Pentecost - Religion and Expressive Culture



Religious Beliefs. The vast majority of ni-Vanuatu today are Christians affiliated with Protestant and Catholic denominations, although beliefs and practices involve novel reworkings of both Christianity and ancestral religion. In the past, religion centered on the sacred character of ancestors. The Sa speakers thought their ancestors were primordial creator beings responsible for the natural and the social world. There was no easy translation of these beliefs into monotheistic Christianity. The ancestors are thought still to exert a continual influence in the world of the living, and the living are often engaged in attempts to please or placate remote or Recent ancestors. The graded society is predicated on a desire to approach a state of ancestral power. As well as the supernatural powers credited to the dead and the living, other supernatural entities are thought to exist. In south Pentecost, these include the spirits of uncultivated ancestral groves, spirits of the men's houses, dwarf spirits inhabiting the forest and river-beds, and a kind of ogre with a special appetite for young children.

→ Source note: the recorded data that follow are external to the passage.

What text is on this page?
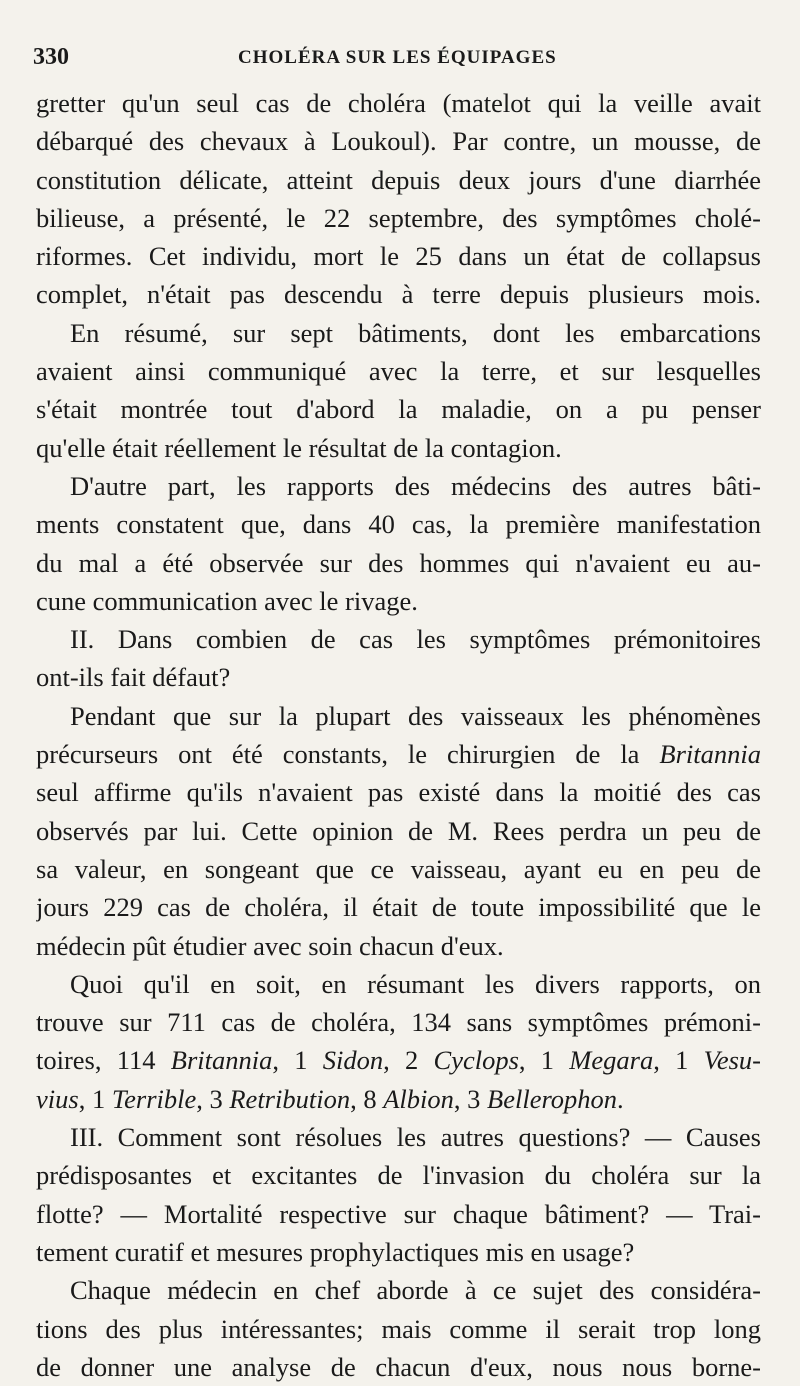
330	CHOLÉRA SUR LES ÉQUIPAGES
gretter qu'un seul cas de choléra (matelot qui la veille avait
débarqué des chevaux à Loukoul). Par contre, un mousse, de
constitution délicate, atteint depuis deux jours d'une diarrhée
bilieuse, a présenté, le 22 septembre, des symptômes cholé-
riformes. Cet individu, mort le 25 dans un état de collapsus
complet, n'était pas descendu à terre depuis plusieurs mois.
En résumé, sur sept bâtiments, dont les embarcations
avaient ainsi communiqué avec la terre, et sur lesquelles
s'était montrée tout d'abord la maladie, on a pu penser
qu'elle était réellement le résultat de la contagion.
D'autre part, les rapports des médecins des autres bâti-
ments constatent que, dans 40 cas, la première manifestation
du mal a été observée sur des hommes qui n'avaient eu au-
cune communication avec le rivage.
II. Dans combien de cas les symptômes prémonitoires
ont-ils fait défaut?
Pendant que sur la plupart des vaisseaux les phénomènes
précurseurs ont été constants, le chirurgien de la Britannia
seul affirme qu'ils n'avaient pas existé dans la moitié des cas
observés par lui. Cette opinion de M. Rees perdra un peu de
sa valeur, en songeant que ce vaisseau, ayant eu en peu de
jours 229 cas de choléra, il était de toute impossibilité que le
médecin pût étudier avec soin chacun d'eux.
Quoi qu'il en soit, en résumant les divers rapports, on
trouve sur 711 cas de choléra, 134 sans symptômes prémoni-
toires, 114 Britannia, 1 Sidon, 2 Cyclops, 1 Megara, 1 Vesu-
vius, 1 Terrible, 3 Retribution, 8 Albion, 3 Bellerophon.
III. Comment sont résolues les autres questions? — Causes
prédisposantes et excitantes de l'invasion du choléra sur la
flotte? — Mortalité respective sur chaque bâtiment? — Trai-
tement curatif et mesures prophylactiques mis en usage?
Chaque médecin en chef aborde à ce sujet des considéra-
tions des plus intéressantes; mais comme il serait trop long
de donner une analyse de chacun d'eux, nous nous borne-
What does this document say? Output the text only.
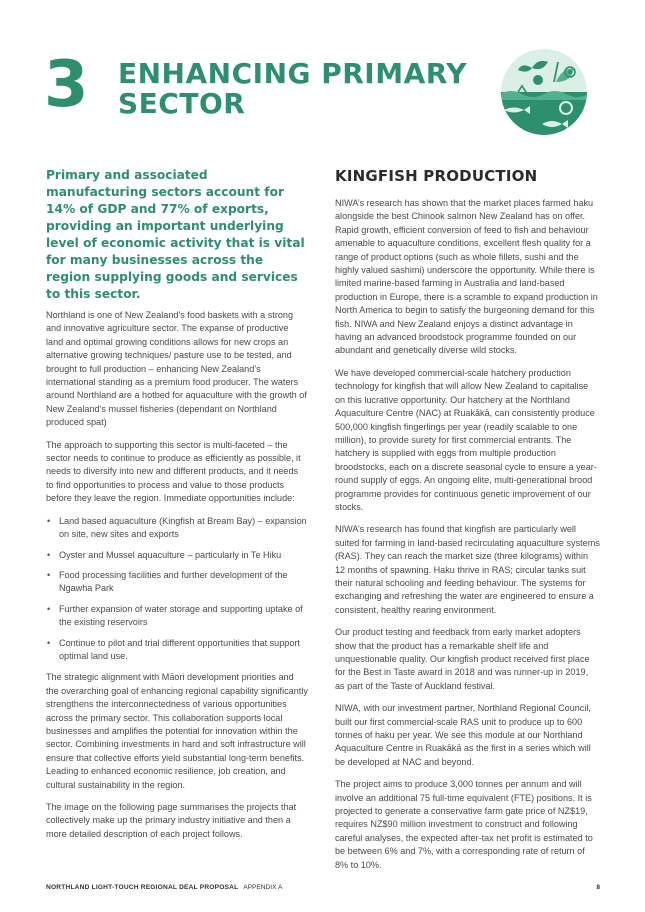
3 ENHANCING PRIMARY
SECTOR
Primary and associated manufacturing sectors account for 14% of GDP and 77% of exports, providing an important underlying level of economic activity that is vital for many businesses across the region supplying goods and services to this sector.

Northland is one of New Zealand’s food baskets with a strong and innovative agriculture sector. The expanse of productive land and optimal growing conditions allows for new crops an alternative growing techniques/ pasture use to be tested, and brought to full production – enhancing New Zealand’s international standing as a premium food producer. The waters around Northland are a hotbed for aquaculture with the growth of New Zealand’s mussel fisheries (dependant on Northland produced spat)

The approach to supporting this sector is multi-faceted – the sector needs to continue to produce as efficiently as possible, it needs to diversify into new and different products, and it needs to find opportunities to process and value to those products before they leave the region. Immediate opportunities include:

• Land based aquaculture (Kingfish at Bream Bay) – expansion on site, new sites and exports
• Oyster and Mussel aquaculture – particularly in Te Hiku
• Food processing facilities and further development of the Ngawha Park
• Further expansion of water storage and supporting uptake of the existing reservoirs
• Continue to pilot and trial different opportunities that support optimal land use.

The strategic alignment with Māori development priorities and the overarching goal of enhancing regional capability significantly strengthens the interconnectedness of various opportunities across the primary sector. This collaboration supports local businesses and amplifies the potential for innovation within the sector. Combining investments in hard and soft infrastructure will ensure that collective efforts yield substantial long-term benefits. Leading to enhanced economic resilience, job creation, and cultural sustainability in the region.

The image on the following page summarises the projects that collectively make up the primary industry initiative and then a more detailed description of each project follows.

KINGFISH PRODUCTION

NIWA’s research has shown that the market places farmed haku alongside the best Chinook salmon New Zealand has on offer. Rapid growth, efficient conversion of feed to fish and behaviour amenable to aquaculture conditions, excellent flesh quality for a range of product options (such as whole fillets, sushi and the highly valued sashimi) underscore the opportunity. While there is limited marine-based farming in Australia and land-based production in Europe, there is a scramble to expand production in North America to begin to satisfy the burgeoning demand for this fish. NIWA and New Zealand enjoys a distinct advantage in having an advanced broodstock programme founded on our abundant and genetically diverse wild stocks.

We have developed commercial-scale hatchery production technology for kingfish that will allow New Zealand to capitalise on this lucrative opportunity. Our hatchery at the Northland Aquaculture Centre (NAC) at Ruakākā, can consistently produce 500,000 kingfish fingerlings per year (readily scalable to one million), to provide surety for first commercial entrants. The hatchery is supplied with eggs from multiple production broodstocks, each on a discrete seasonal cycle to ensure a year-round supply of eggs. An ongoing elite, multi-generational brood programme provides for continuous genetic improvement of our stocks.

NIWA’s research has found that kingfish are particularly well suited for farming in land-based recirculating aquaculture systems (RAS). They can reach the market size (three kilograms) within 12 months of spawning. Haku thrive in RAS; circular tanks suit their natural schooling and feeding behaviour. The systems for exchanging and refreshing the water are engineered to ensure a consistent, healthy rearing environment.

Our product testing and feedback from early market adopters show that the product has a remarkable shelf life and unquestionable quality. Our kingfish product received first place for the Best in Taste award in 2018 and was runner-up in 2019, as part of the Taste of Auckland festival.

NIWA, with our investment partner, Northland Regional Council, built our first commercial-scale RAS unit to produce up to 600 tonnes of haku per year. We see this module at our Northland Aquaculture Centre in Ruakākā as the first in a series which will be developed at NAC and beyond.

The project aims to produce 3,000 tonnes per annum and will involve an additional 75 full-time equivalent (FTE) positions. It is projected to generate a conservative farm gate price of NZ$19, requires NZ$90 million investment to construct and following careful analyses, the expected after-tax net profit is estimated to be between 6% and 7%, with a corresponding rate of return of 8% to 10%.

NORTHLAND LIGHT-TOUCH REGIONAL DEAL PROPOSAL APPENDIX A	8
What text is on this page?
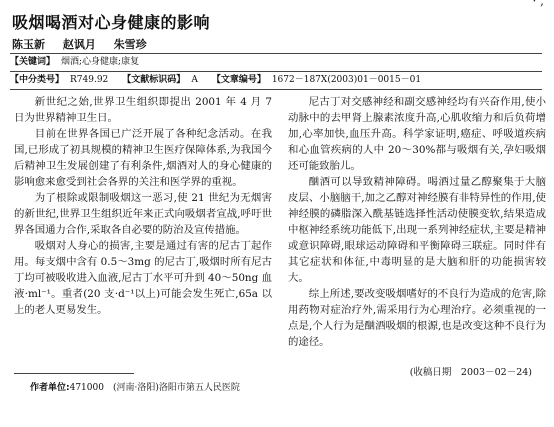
· ,
吸烟喝酒对心身健康的影响
陈玉新 赵讽月 朱雪珍
【关键词】 烟酒;心身健康;康复
【中分类号】 R749.92 【文献标识码】 A 【文章编号】 1672－187X(2003)01－0015－01

新世纪之始,世界卫生组织即提出 2001 年 4 月 7 日为世界精神卫生日。

目前在世界各国已广泛开展了各种纪念活动。在我国,已形成了初具规模的精神卫生医疗保障体系,为我国今后精神卫生发展创建了有利条件,烟酒对人的身心健康的影响愈来愈受到社会各界的关注和医学界的重视。

为了根除或限制吸烟这一恶习,使 21 世纪为无烟害的新世纪,世界卫生组织近年来正式向吸烟者宣战,呼吁世界各国通力合作,采取各自必要的防治及宣传措施。

吸烟对人身心的损害,主要是通过有害的尼古丁起作用。每支烟中含有 0.5～3mg 的尼古丁,吸烟时所有尼古丁均可被吸收进入血液,尼古丁水平可升到 40～50ng 血液·ml⁻¹。重者(20 支·d⁻¹以上)可能会发生死亡,65a 以上的老人更易发生。

尼古丁对交感神经和副交感神经均有兴奋作用,使小动脉中的去甲肾上腺素浓度升高,心肌收缩力和后负荷增加,心率加快,血压升高。科学家证明,癌症、呼吸道疾病和心血管疾病的人中 20～30%都与吸烟有关,孕妇吸烟还可能致胎儿。

酗酒可以导致精神障碍。喝酒过量乙醇聚集于大脑皮层、小脑脑干,加之乙醇对神经膜有非特异性的作用,使神经膜的磷脂深入酰基链选择性活动使膜变软,结果造成中枢神经系统功能低下,出现一系列神经症状,主要是精神或意识障碍,眼球运动障碍和平衡障碍三联症。同时伴有其它症状和体征,中毒明显的是大脑和肝的功能损害较大。

综上所述,要改变吸烟嗜好的不良行为造成的危害,除用药物对症治疗外,需采用行为心理治疗。必须重视的一点是,个人行为是酗酒吸烟的根源,也是改变这种不良行为的途径。

(收稿日期　2003－02－24)
作者单位:471000　(河南·洛阳)洛阳市第五人民医院
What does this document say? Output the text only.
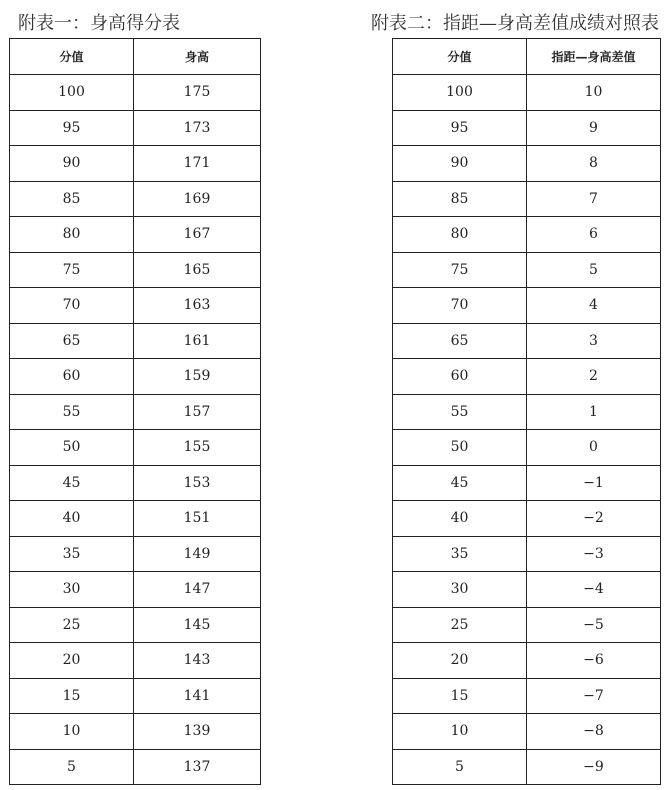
附表一：身高得分表
分值	身高
100	175
95	173
90	171
85	169
80	167
75	165
70	163
65	161
60	159
55	157
50	155
45	153
40	151
35	149
30	147
25	145
20	143
15	141
10	139
5	137
附表二：指距—身高差值成绩对照表
分值	指距—身高差值
100	10
95	9
90	8
85	7
80	6
75	5
70	4
65	3
60	2
55	1
50	0
45	−1
40	−2
35	−3
30	−4
25	−5
20	−6
15	−7
10	−8
5	−9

Religious Practitioners. Ancestral religion employed some part-time specialists, including priests of agricultural fertility, weather, and war, as well as sorcerers and diviners. Despite the influence of Christianity, priests and sorcerers are still identified, even in Christian communities. They have been complemented by Christian ritual specialists—priests, ministers, and deacons, who are for the most part also men.

Ceremonies. The major traditional ceremonies are birth, circumcision, marriage, grade taking, and death. Of these circumcision and grade taking are by far the most spectacular and protracted. In addition there is the unique rite of land diving, performed annually at the time of the yam harvest. This has become a major tourist spectacle. In popular representation the athletic aspect of diving from a 100-foot tower is emphasized, but the religous aspect is paramount for the Sa speakers, and there is thought to be a direct link between the success of the dive and the quality of the yam harvest. Young men who so desire do the diving, from platforms at increasing heights with lianas tied to their ankles to arrest their fall. The construction and ritual supervision involves older men. Women are not allowed to observe the tower until they dance underneath it on the day of the diving, although myth credits a woman with being the first to devise the practice.

Arts. The major artistic expressions are woven mats and baskets, body decoration, ephemeral ceremonial structures, and, in the past, masks. Musical instruments include plain slit gongs, reed panpipes, and bamboo flutes. Guitars and ukuleles are also played, and local compositions are much influenced by the string-band music heard on radio and cassettes. Music and dance are central to most ceremonies and are constantly being composed and reinterpreted. There is also a huge corpus of myths that are a source of aesthetic delight and are often accompanied by songs.

Medicine. In the past many illnesses were seen as ancestral vengeance for the breaking of rules of sexual and rank segregation. This sometimes took the form of spirit possession requiring exorcism. Other remedies included curative spells, amulets, and the use of a wide pharmacopoeia of herbs and clays. Medicine was often administered within the Household, but if the treatment was unsuccessful the help of diviners might be sought. People are eclectic in integrating traditional and Western medicine, and they will typically try both. There are local dispensaries and some health centers run by missions or the state, and increasingly women are giving birth there. Chronic or serious illness requires removal to a hospital in Santo or Port Vila.

Death and Afterlife. Death is usually seen as the result of attack by ancestors or sorcerers. Close kin cluster in the house of the dying person and stroke him or her, wailing the mourning chant. The body of the deceased is wrapped in Ritual finery and mats and then buried (previously below the house but now outside the village). At death crucial prestations are made to the mother's brother and other matrilateral kin. Mourning consists of dress and food restrictions, which are progressively relaxed until a feast is held on the hundredth day. On the twentieth day the spirit of the dead person is thought to run down the mountain range in the middle of the island and jump through a black cave into Lonwe, the subterranean village of the dead. There all is heavenly: food comes without work, there are constant beautiful melodies to dance to, and sweet perfumes fill the air.